Art history: ‘Miniatures were misunderstood’

Nadeem Omar says colonial education system premised on obliteration of indigenous knowledge.


Our Correspondent February 01, 2015
NCA Rawalpindi campus principal Dr. Nadeem Umer Tarar.

LAHORE:


National College of Arts (NCA) Rawalpindi Director Nadeem Omar said on Sunday that miniature painting had been long considered a repetitive and unimaginative art.


He was giving a talk organised by the Trust for History and Architecture Pakistan (THAAP) on the history of miniature painting in the nation. Omar said practitioners of the art such as Haji Sharif had often been shunned for not being innovative. He said Abdul Rehman Chughtai was the only renowned miniature artist.
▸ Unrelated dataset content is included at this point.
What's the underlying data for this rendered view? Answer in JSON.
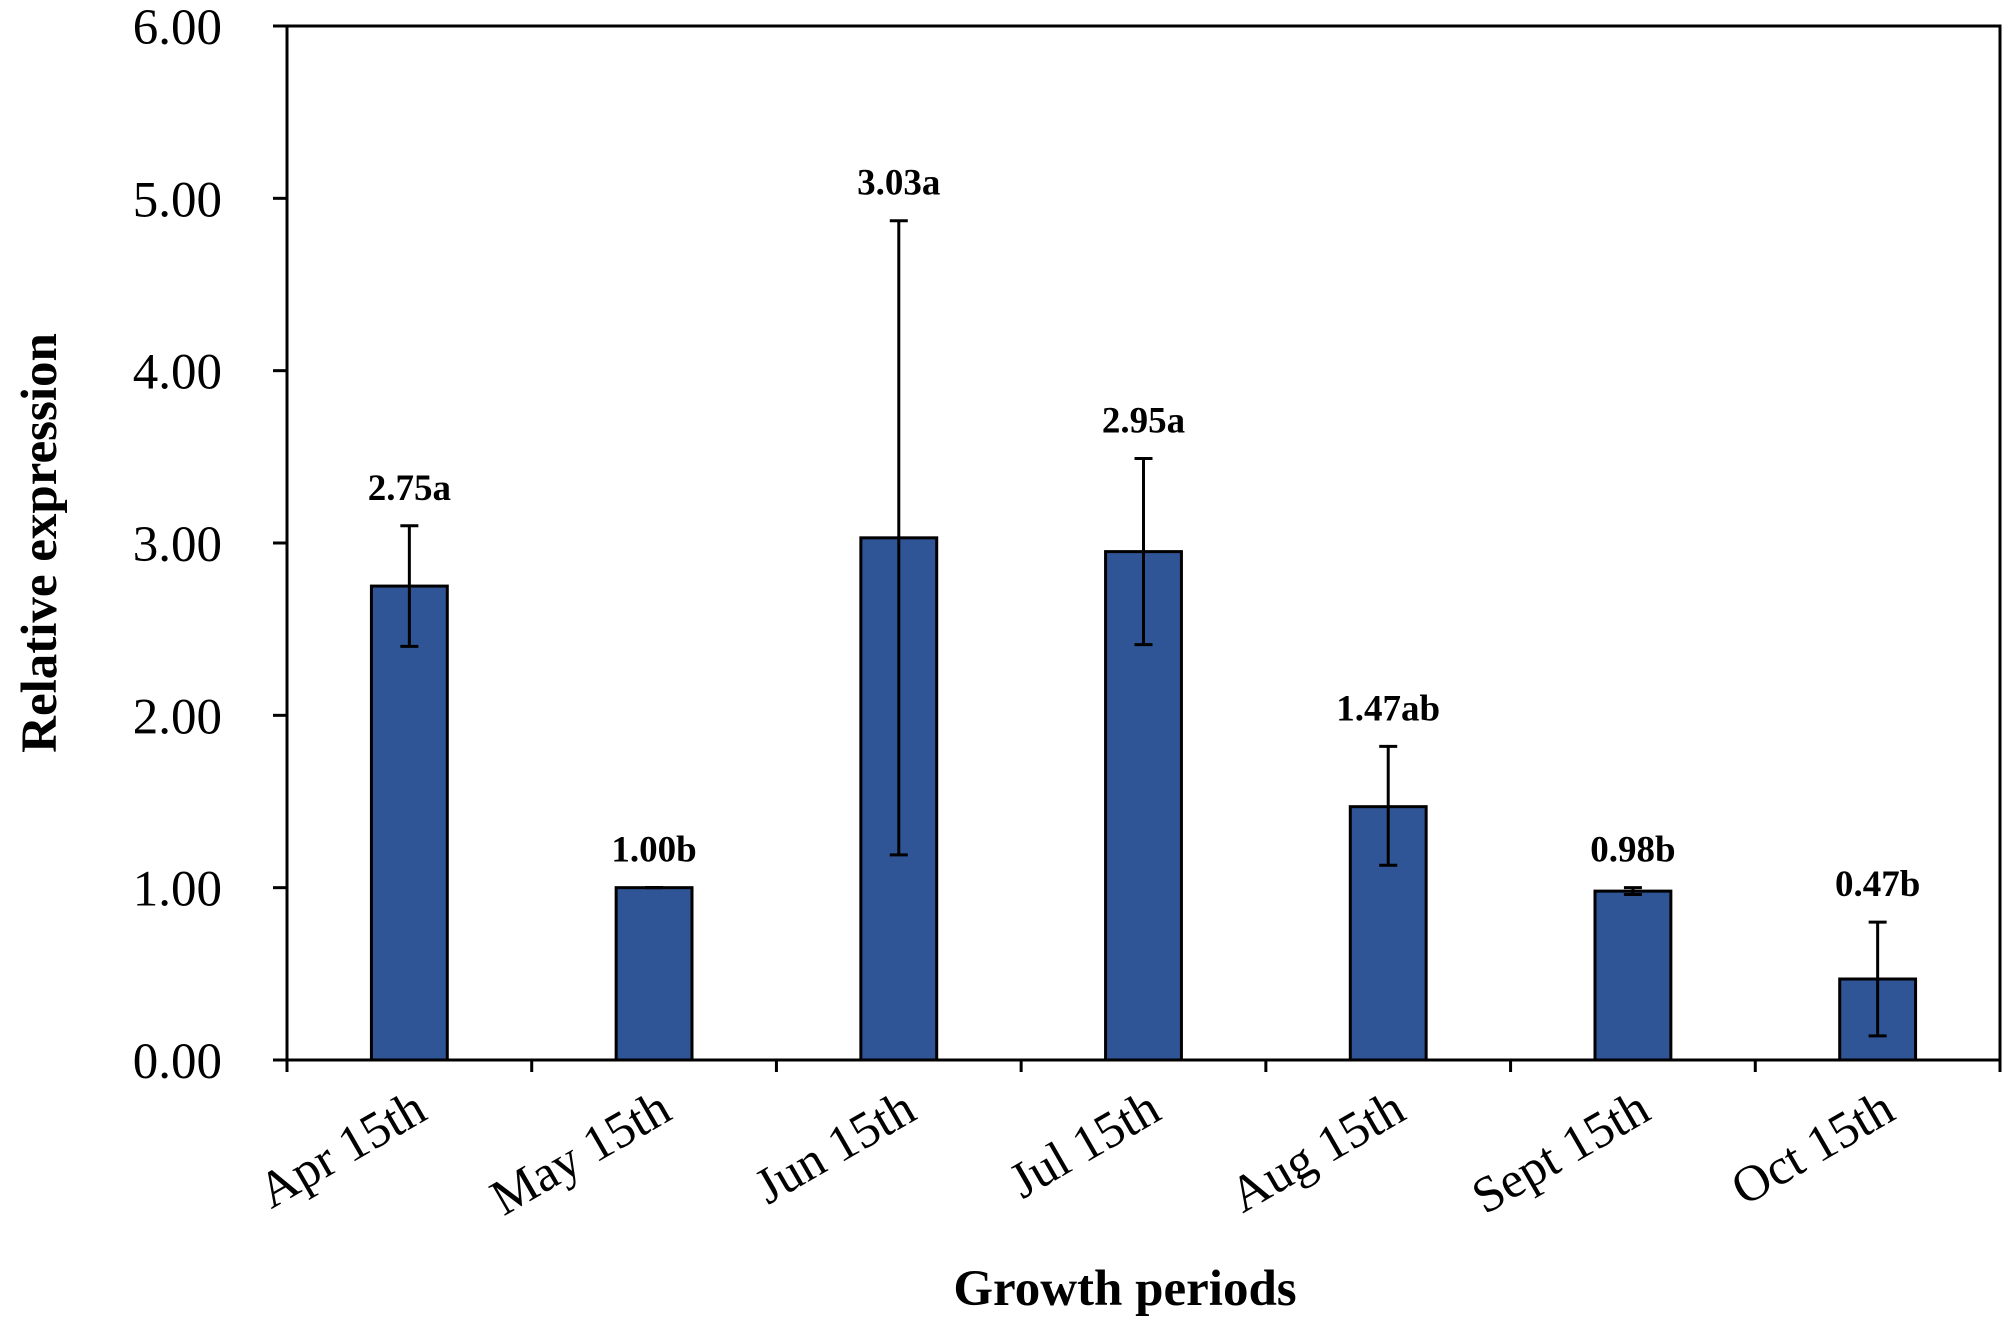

Omar said this was due to his western outlook and approach to the art.  He said Sharif had contributed in equal measure to miniature painting in the subcontinent.

Omar said Chughtai’s work had made historical styles more accessible and Sharif’s was feted for his mastery of skills and techniques. He said Sharif had been seen as an artisan and not an artist due to this.

Omar said it was because of this perception that Sharif had not been acknowledged in a manner befitting his stature even after the establishment of the National College of Arts.  He said Sharif had died in obscurity 10 years after his plea for permanent employment at the college was turned down in 1969.

Omar said Shazia Sikander had made a pivotal contribution to reviving miniature painting by showing that the craft could be used as a medium of self expression. He said that her work had been appreciated as it was coded in a language that was sustained by a myth of authenticity. Omar said this had been derived from copying motifs and symbols used in miniatures from the Mughal era.

He said those who had dismissed Sharif’s work as repetitive had failed to realise that the repetition of motifs in his work represented the creation of a citation, a code that could only be deciphered and modernised after its meaning and context had been fathomed. Omar said popular understanding of miniatures was limited to seeing them as individual pieces.

He said miniatures were not meant to be read like that. Omar said miniatures had historically been a part of larger manuscripts in which the paintings were accompanied by text. He said a large number of these had been lost due to ignorance and rapine rife in the twilight years of the Mughal Empire.

Omar said the education system in the nation was premised on the obliteration and suspension of indigenous knowledge as awareness regarding pre-British society was severely limited.

Published in The Express Tribune, February 2rd, 2015.